Once the MIRIX Agent has collected sufficient memory, it can begin to answer the user’s questions based on that memory. The actual conversation process of the MIRIX Agent is shown in the figure above. Based on the user’s input, relevant (but concise, not all details) information is first retrieved from the Memory Base across the 6 Memory Components. The Chat Agent then determines which Memory Component should handle the current input and triggers a “Conduct Specific Search” to retrieve more detailed and complete information from that specific component. Finally, it generates the final response based on this retrieved information. If the Chat Agent determines that the user’s input requires a memory update, it can directly trigger the specific Memory Manager to update the relevant Memory Component.
3 Experimental Results
In the experimental phase, the MIRIX paper used two datasets—ScreenshotVQA and LOCOMO.

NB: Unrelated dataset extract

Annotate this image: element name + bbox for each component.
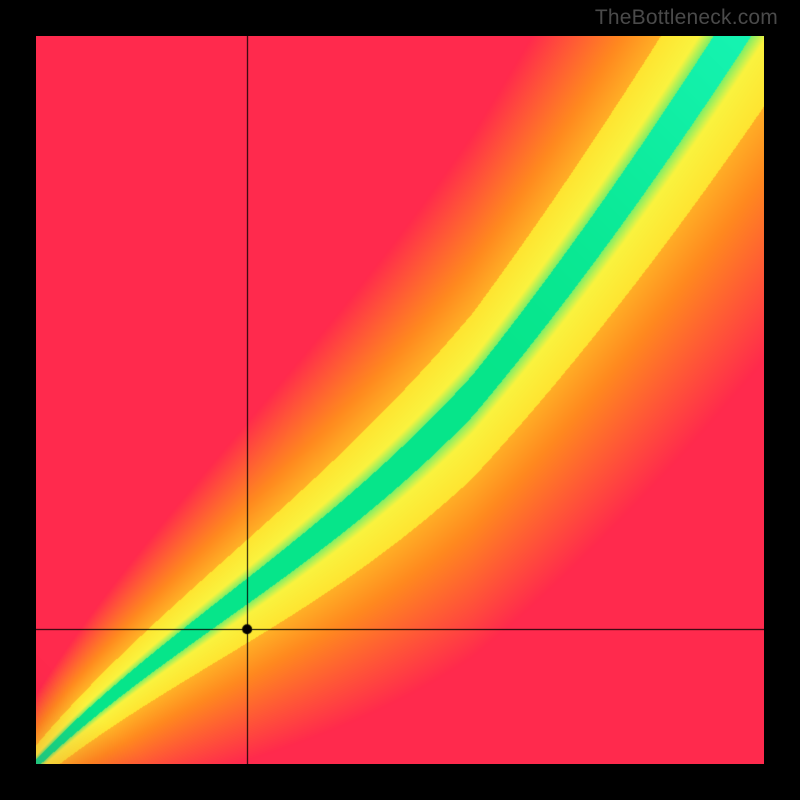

ScreenshotVQA is a multimodal LLM memory dataset created for this paper. This benchmark includes 5886, 18178, and 5349 screen captures collected from 3 users over 1 day, 20 days, and 1 month, respectively, along with 11, 21, and 55 corresponding questions. LOCOMO, on the other hand, is a text-only LLM memory dataset, containing 600 conversations, with each conversation averaging 26K tokens and 200 corresponding questions.
For the evaluation metric, the authors designed an LLM-as-a-Judge method based on GPT-4.1
. Additionally, the MIRIX Agent used gemini-2.5-flash-preview-04-17
and gpt-4.1-mini
as its backbone models for the ScreenshotVQA and LOCOMO datasets, respectively.


From the experimental results above, it is clear that the MIRIX Agent achieved outstanding performance on both datasets!
4 Conclusion
This article has introduced the LLM Memory method proposed in the MIRIX paper. After reading this paper, what impressed me the most was the 6 Memory Components defined in MIRIX. They cover almost every conceivable usage scenario and address the shortcomings in memory component design found in LangMem, Mem0, and MemGPT. As for the Memory Update Workflow and Conversation Workflow, I found them to be less novel. However, MIRIX’s approach of designing a specific Memory Agent for each component has led to better performance than other baseline methods, suggesting that its prompt design is likely worth studying.